Here are the five key sales metrics you should track and improve regularly:
Sales Growth Over Time
It is important to track sales growth over time to get the overall direction in which your business is headed. You can start off by tracking weekly or monthly sales. Once you start tracking your sales numbers regularly, you can compare it with the previous period, be it previous week, month, quarter or year. It is helpful to set monthly sales targets and measure your performance against it. Monitoring sales growth over time can reveal trends such as seasonality, additional sales due to new product, impact of new pricing, etc. to your business. If your sales are growing, it is necessary to identify the cause so you can repeat it. If it doesn’t grow, you need to find the source and fix it.
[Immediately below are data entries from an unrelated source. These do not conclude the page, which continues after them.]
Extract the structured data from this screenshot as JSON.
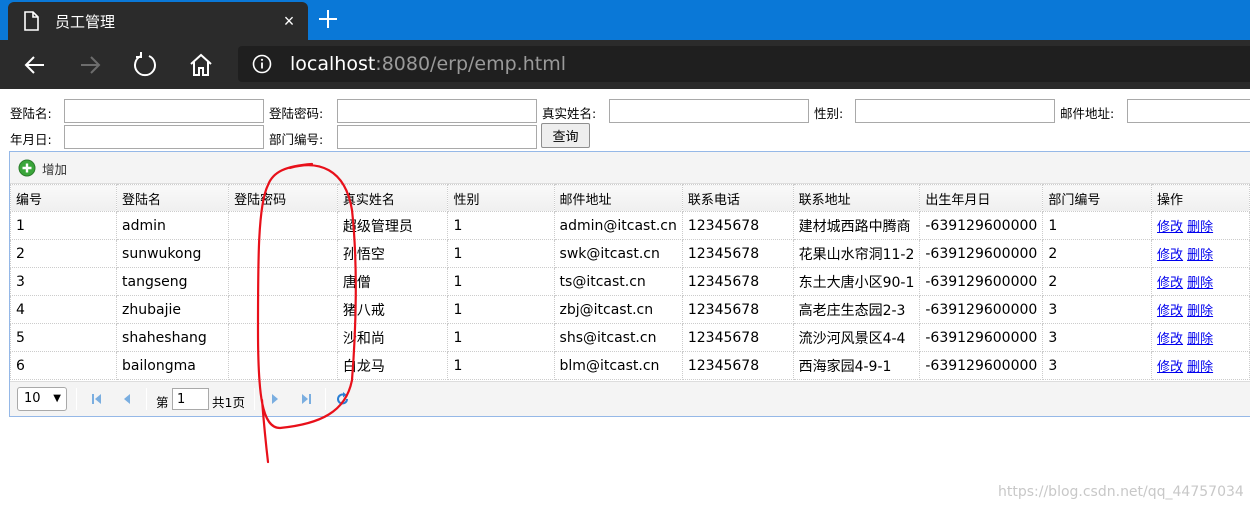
{
  "browser": {
    "tab_title": "员工管理",
    "tab_close": "×",
    "url_host": "localhost",
    "url_rest": ":8080/erp/emp.html"
  },
  "search": {
    "username_label": "登陆名:",
    "password_label": "登陆密码:",
    "realname_label": "真实姓名:",
    "gender_label": "性别:",
    "email_label": "邮件地址:",
    "birthday_label": "年月日:",
    "dept_label": "部门编号:",
    "query_button": "查询",
    "username_value": "",
    "password_value": "",
    "realname_value": "",
    "gender_value": "",
    "email_value": "",
    "birthday_value": "",
    "dept_value": ""
  },
  "toolbar": {
    "add_label": "增加"
  },
  "table": {
    "headers": [
      "编号",
      "登陆名",
      "登陆密码",
      "真实姓名",
      "性别",
      "邮件地址",
      "联系电话",
      "联系地址",
      "出生年月日",
      "部门编号",
      "操作"
    ],
    "rows": [
      [
        "1",
        "admin",
        "",
        "超级管理员",
        "1",
        "admin@itcast.cn",
        "12345678",
        "建材城西路中腾商",
        "-639129600000",
        "1"
      ],
      [
        "2",
        "sunwukong",
        "",
        "孙悟空",
        "1",
        "swk@itcast.cn",
        "12345678",
        "花果山水帘洞11-2",
        "-639129600000",
        "2"
      ],
      [
        "3",
        "tangseng",
        "",
        "唐僧",
        "1",
        "ts@itcast.cn",
        "12345678",
        "东土大唐小区90-1",
        "-639129600000",
        "2"
      ],
      [
        "4",
        "zhubajie",
        "",
        "猪八戒",
        "1",
        "zbj@itcast.cn",
        "12345678",
        "高老庄生态园2-3",
        "-639129600000",
        "3"
      ],
      [
        "5",
        "shaheshang",
        "",
        "沙和尚",
        "1",
        "shs@itcast.cn",
        "12345678",
        "流沙河风景区4-4",
        "-639129600000",
        "3"
      ],
      [
        "6",
        "bailongma",
        "",
        "白龙马",
        "1",
        "blm@itcast.cn",
        "12345678",
        "西海家园4-9-1",
        "-639129600000",
        "3"
      ]
    ],
    "edit_link": "修改",
    "delete_link": "删除"
  },
  "pager": {
    "page_size": "10",
    "page_prefix": "第",
    "page_value": "1",
    "page_total": "共1页"
  },
  "watermark": "https://blog.csdn.net/qq_44757034",
  "colors": {
    "tabbar": "#0a78d7",
    "chrome": "#2b2b2b",
    "grid_border": "#95b8e7",
    "link": "#0000ee",
    "annotation": "#e8101a"
  }
}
That brings us to the next metric.
Sales By Product Or Service
Tracking sales by product or service tells you what’s selling and what isn’t. Once identified, it is advisable to spend more time promoting what’s selling and less time on what’s not. Tracking them over time gives a good idea about product and market events, and helps you respond quickly. For example, a decline in sales of certain products might indicate the availability of an alternative. On the other hand, growth in sales may be due to exit of a competitor, and you may need to increase inventory to handle it.
Sales By Lead Source
Marketing is costly and time-consuming. So it is important to track the returns for each channel and spend more on lead generation sources that work. Tracking sales by lead source clearly tells you which lead generation sources are working. When you compare it with the associated marketing cost, you can easily identify the most effective methods for generating sales. This enables you to optimize your lead generation. Over time, as lead sources start slowing down, you can quickly identify and fix them.
Average Purchase Value
Average purchase value is the average revenue per sale. Tracking average purchase value helps you quantify the value of each lead and assign marketing efforts accordingly. It can be tracked for each lead source to help forecast sales, maintain inventory and budget marketing expenses. If you combine it with other metrics such as type of customer, type of product or service, etc. it can give you a clear idea of customer behavior.
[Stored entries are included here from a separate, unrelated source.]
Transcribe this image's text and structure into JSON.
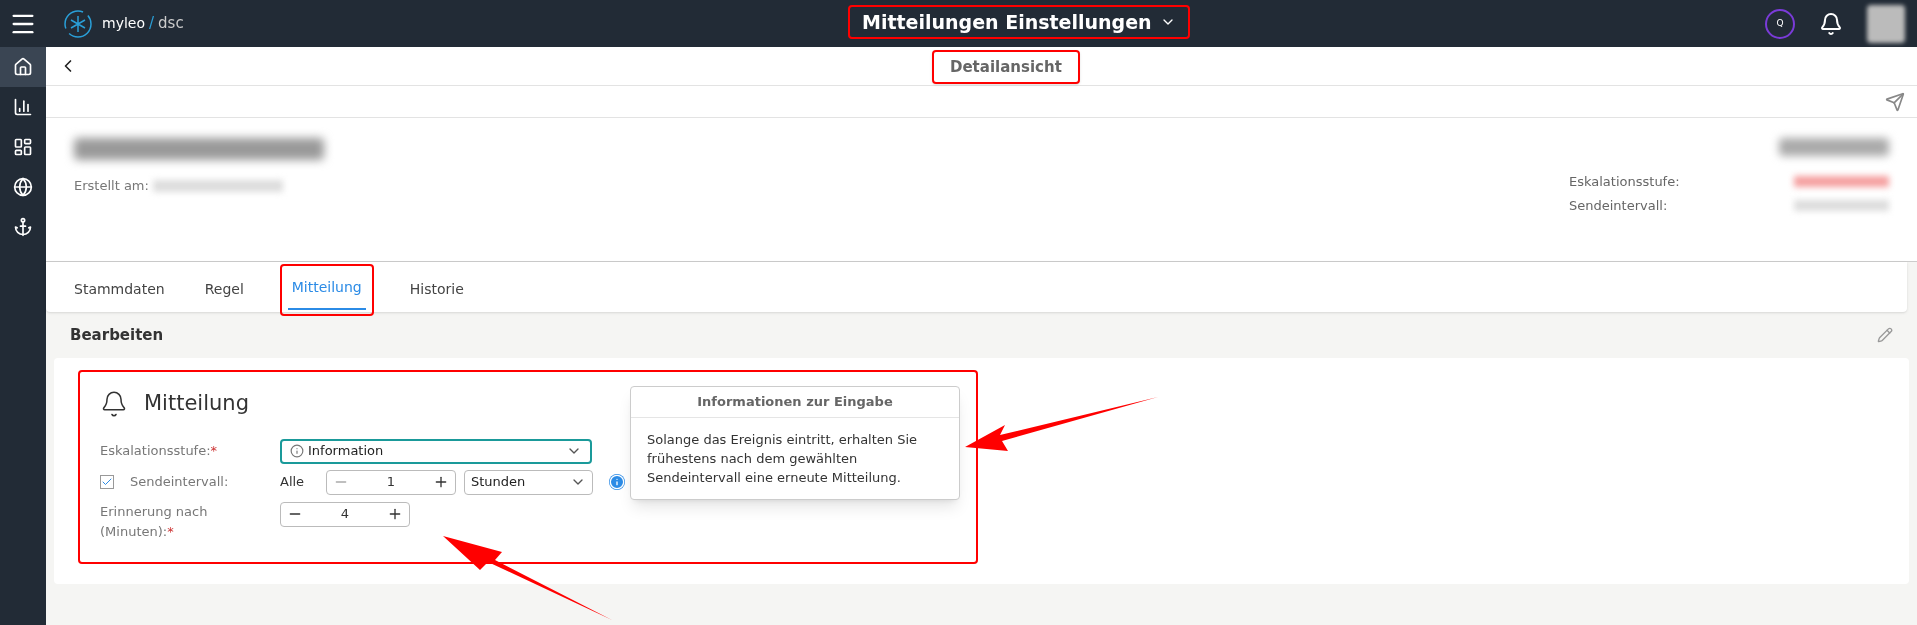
{
  "topbar": {
    "brand": "myleo",
    "brand_separator": "/",
    "brand_suffix": "dsc",
    "q_label": "Q",
    "title": "Mitteilungen Einstellungen"
  },
  "sidebar": {
    "items": [
      {
        "kind": "home",
        "selected": true
      },
      {
        "kind": "chart",
        "selected": false
      },
      {
        "kind": "dashboard",
        "selected": false
      },
      {
        "kind": "globe",
        "selected": false
      },
      {
        "kind": "anchor",
        "selected": false
      }
    ]
  },
  "subheader": {
    "title": "Detailansicht"
  },
  "header": {
    "created_label": "Erstellt am:",
    "details": [
      {
        "label": "Eskalationsstufe:"
      },
      {
        "label": "Sendeintervall:"
      }
    ]
  },
  "tabs": [
    {
      "label": "Stammdaten",
      "selected": false
    },
    {
      "label": "Regel",
      "selected": false
    },
    {
      "label": "Mitteilung",
      "selected": true
    },
    {
      "label": "Historie",
      "selected": false
    }
  ],
  "section": {
    "title": "Bearbeiten"
  },
  "card": {
    "title": "Mitteilung",
    "escalation": {
      "label": "Eskalationsstufe:",
      "required": "*",
      "value": "Information"
    },
    "interval": {
      "checked": true,
      "label": "Sendeintervall:",
      "prefix": "Alle",
      "value": "1",
      "unit": "Stunden"
    },
    "reminder": {
      "label_line1": "Erinnerung nach",
      "label_line2": "(Minuten):",
      "required": "*",
      "value": "4"
    }
  },
  "tooltip": {
    "title": "Informationen zur Eingabe",
    "text": "Solange das Ereignis eintritt, erhalten Sie frühestens nach dem gewählten Sendeintervall eine erneute Mitteilung."
  }
}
New Vs Returning Customers
This metric tells you what percentage of your sales is coming from new customers vs returning customers? A growing business has a healthy mix of both. A steady supply of new customers indicates that your marketing efforts are showing results. It also compensates for some of the existing customers dropping off. A good number of old customers indicate that your product or service continues to remain valuable, and your new offerings are in line with what your customers want.
To begin with, you can create a simple sales dashboard to track these metrics, and share it with your team members. Viewing it daily/weekly will tell you how you are progressing towards your sales targets. You can keep adding more metrics to it as your business grows and you feel the need to track more and more information.
Sales is a hustle and a large part of it is based on reaching out to prospects, trying out various marketing campaigns, etc. However, tracking these key sales metrics enables you to quickly see what’s working, so you can repeat it. It also helps you identify what’s not working, so you can fix it right away. This motivates you to grow sales faster, achieve your targets and leave the competition behind.